Personal information
- Full name: John Hayes
- Date of birth: 6 August 1939 (age 85)
- Original team(s): Warracknabeal
- Height: 177 cm (5 ft 10 in)
- Weight: 75 kg (165 lb)
- Position(s): Defender

Playing career^{1}
- Years: Club / Games (Goals)
- 1961–1966: Fitzroy / 94 (21)
- ^{1} Playing statistics correct to the end of 1966.
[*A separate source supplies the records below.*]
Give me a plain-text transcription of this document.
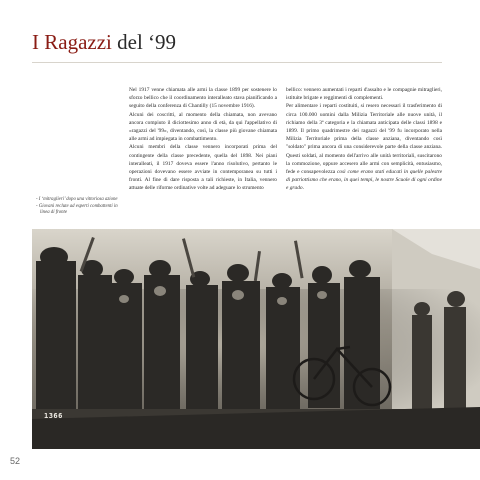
I Ragazzi del ‘99

- I ‘mitraglieri’ dopo una vittoriosa azione

- Giovani reclute ad esperti combattenti in linea di fronte

Nel 1917 venne chiamata alle armi la classe 1899 per sostenere lo sforzo bellico che il coordinamento interalleato stava pianificando a seguito della conferenza di Chantilly (15 novembre 1916).

Alcuni dei coscritti, al momento della chiamata, non avevano ancora compiuto il diciottesimo anno di età, da qui l'appellativo di «ragazzi del '99», diventando, così, la classe più giovane chiamata alle armi ad impiegata in combattimento.

Alcuni membri della classe vennero incorporati prima del contingente della classe precedente, quella del 1898. Nei piani interalleati, il 1917 doveva essere l'anno risolutivo, pertanto le operazioni dovevano essere avviate in contemporanea su tutti i fronti. Al fine di dare risposta a tali richieste, in Italia, vennero attuate delle riforme ordinative volte ad adeguare lo strumento

bellico: vennero aumentati i reparti d'assalto e le compagnie mitraglieri, istituite brigate e reggimenti di complementi.

Per alimentare i reparti costituiti, si resero necessari il trasferimento di circa 100.000 uomini dalla Milizia Territoriale alle nuove unità, il richiamo della 3ª categoria e la chiamata anticipata delle classi 1898 e 1899. Il primo quadrimestre dei ragazzi del '99 fu incorporato nella Milizia Territoriale prima della classe anziana, diventando così "soldato" prima ancora di una considerevole parte della classe anziana. Questi soldati, al momento dell'arrivo alle unità territoriali, suscitarono la commozione, oppure accesero alle armi con semplicità, entusiasmo, fede e consapevolezza così come erano stati educati in quelle palestre di patriottismo che erano, in quei tempi, le nostre Scuole di ogni ordine e grado.

1366
52
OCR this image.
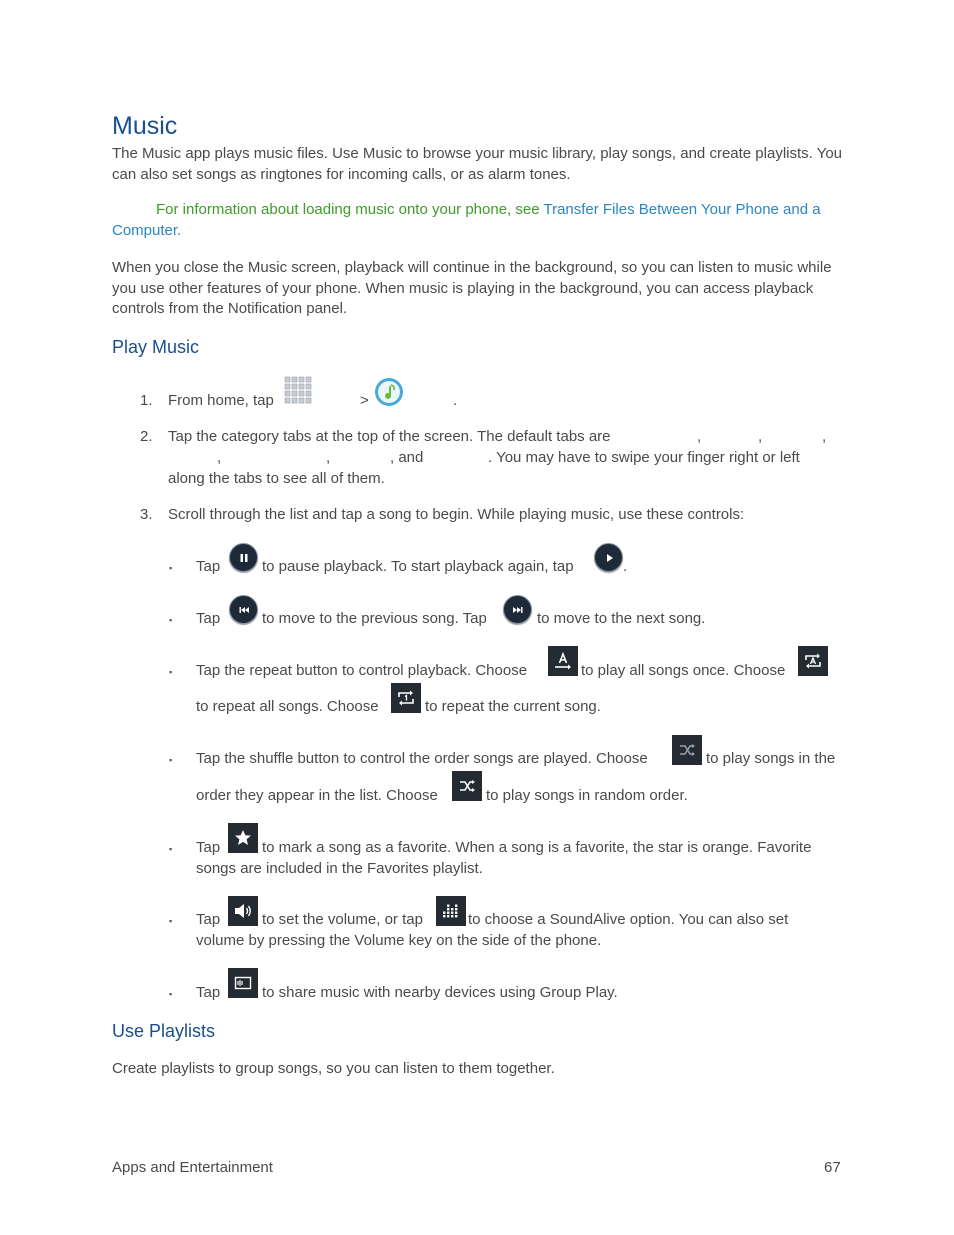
Music

The Music app plays music files. Use Music to browse your music library, play songs, and create playlists. You can also set songs as ringtones for incoming calls, or as alarm tones.

For information about loading music onto your phone, see Transfer Files Between Your Phone and a Computer.

When you close the Music screen, playback will continue in the background, so you can listen to music while you use other features of your phone. When music is playing in the background, you can access playback controls from the Notification panel.

Play Music
1. From home, tap	>	.
2. Tap the category tabs at the top of the screen. The default tabs are	,	,	,
,	,	, and	. You may have to swipe your finger right or left
along the tabs to see all of them.
3. Scroll through the list and tap a song to begin. While playing music, use these controls:
▪ Tap	to pause playback. To start playback again, tap	.
▪ Tap	to move to the previous song. Tap	to move to the next song.
▪ Tap the repeat button to control playback. Choose	to play all songs once. Choose
to repeat all songs. Choose	to repeat the current song.
▪ Tap the shuffle button to control the order songs are played. Choose	to play songs in the
order they appear in the list. Choose	to play songs in random order.
▪ Tap	to mark a song as a favorite. When a song is a favorite, the star is orange. Favorite
songs are included in the Favorites playlist.
▪ Tap	to set the volume, or tap	to choose a SoundAlive option. You can also set
volume by pressing the Volume key on the side of the phone.
▪ Tap	to share music with nearby devices using Group Play.
Use Playlists

Create playlists to group songs, so you can listen to them together.

Apps and Entertainment	67
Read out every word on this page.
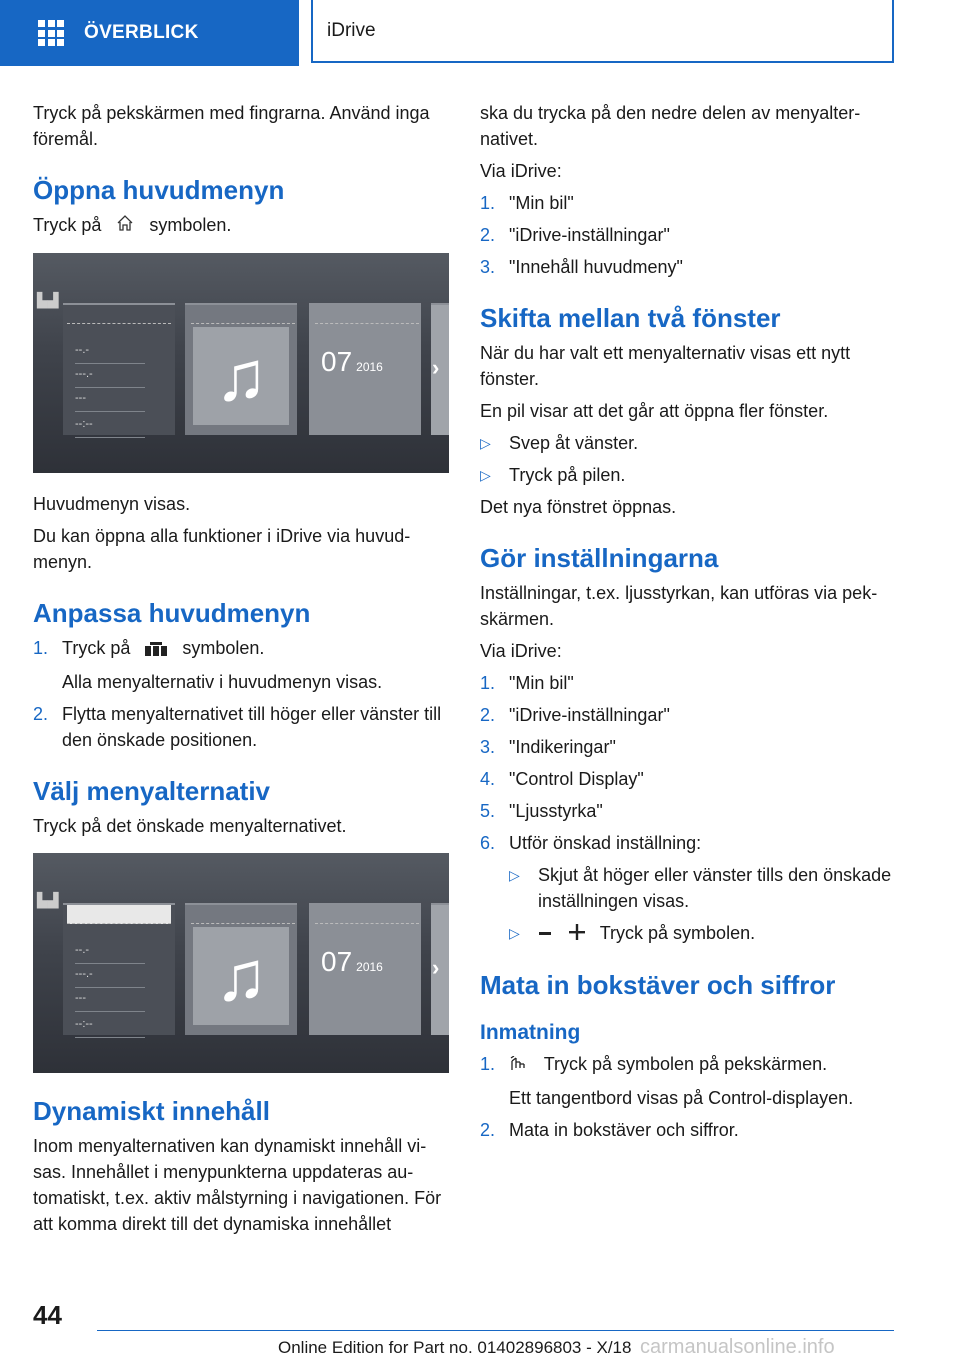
ÖVERBLICK	iDrive

Tryck på pekskärmen med fingrarna. Använd inga föremål.

Öppna huvudmenyn

Tryck på	symbolen.

▙▟
--.-
---.-
---
--:--
♫	07 2016 ›

Huvudmenyn visas.

Du kan öppna alla funktioner i iDrive via huvudmenyn.

Anpassa huvudmenyn
1. Tryck på	symbolen.
Alla menyalternativ i huvudmenyn visas.
2. Flytta menyalternativet till höger eller vänster till den önskade positionen.
Välj menyalternativ

Tryck på det önskade menyalternativet.

▙▟
--.-
---.-
---
--:--
♫	07 2016 ›
Dynamiskt innehåll

Inom menyalternativen kan dynamiskt innehåll visas. Innehållet i menypunkterna uppdateras automatiskt, t.ex. aktiv målstyrning i navigationen. För att komma direkt till det dynamiska innehållet

ska du trycka på den nedre delen av menyalternativet.

Via iDrive:

1. "Min bil"
2. "iDrive-inställningar"
3. "Innehåll huvudmeny"
Skifta mellan två fönster

När du har valt ett menyalternativ visas ett nytt fönster.

En pil visar att det går att öppna fler fönster.

▷	Svep åt vänster.
▷	Tryck på pilen.

Det nya fönstret öppnas.

Gör inställningarna

Inställningar, t.ex. ljusstyrkan, kan utföras via pekskärmen.

Via iDrive:

1. "Min bil"
2. "iDrive-inställningar"
3. "Indikeringar"
4. "Control Display"
5. "Ljusstyrka"
6. Utför önskad inställning:
▷	Skjut åt höger eller vänster tills den önskade inställningen visas.
▷	Tryck på symbolen.
Mata in bokstäver och siffror
Inmatning
1.	Tryck på symbolen på pekskärmen.
Ett tangentbord visas på Control-displayen.
2. Mata in bokstäver och siffror.
44
Online Edition for Part no. 01402896803 - X/18 carmanualsonline.info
= John Hayes (footballer, born 1939) =

Australian rules footballer

John Hayes (born 6 August 1939) is a former Australian rules footballer who played with Fitzroy in the Victorian Football League (VFL).

==Football==
===Fitzroy (VFL)===
A defender, Hayes came to Fitzroy from Warracknabeal. Hayes captained Fitzroy for most of the 1966 VFL season, replacing Ralph Rogerson, who retired five rounds into the year.

On 6 July 1963, playing as first rover, he was a member of the young and inexperienced Fitzroy team that comprehensively and unexpectedly defeated Geelong, 9.13 (67) to 3.13 (31) in the 1963 Miracle Match.

===Yarrawonga===
He then moved to Yarrawonga, a club which he would captain-coach.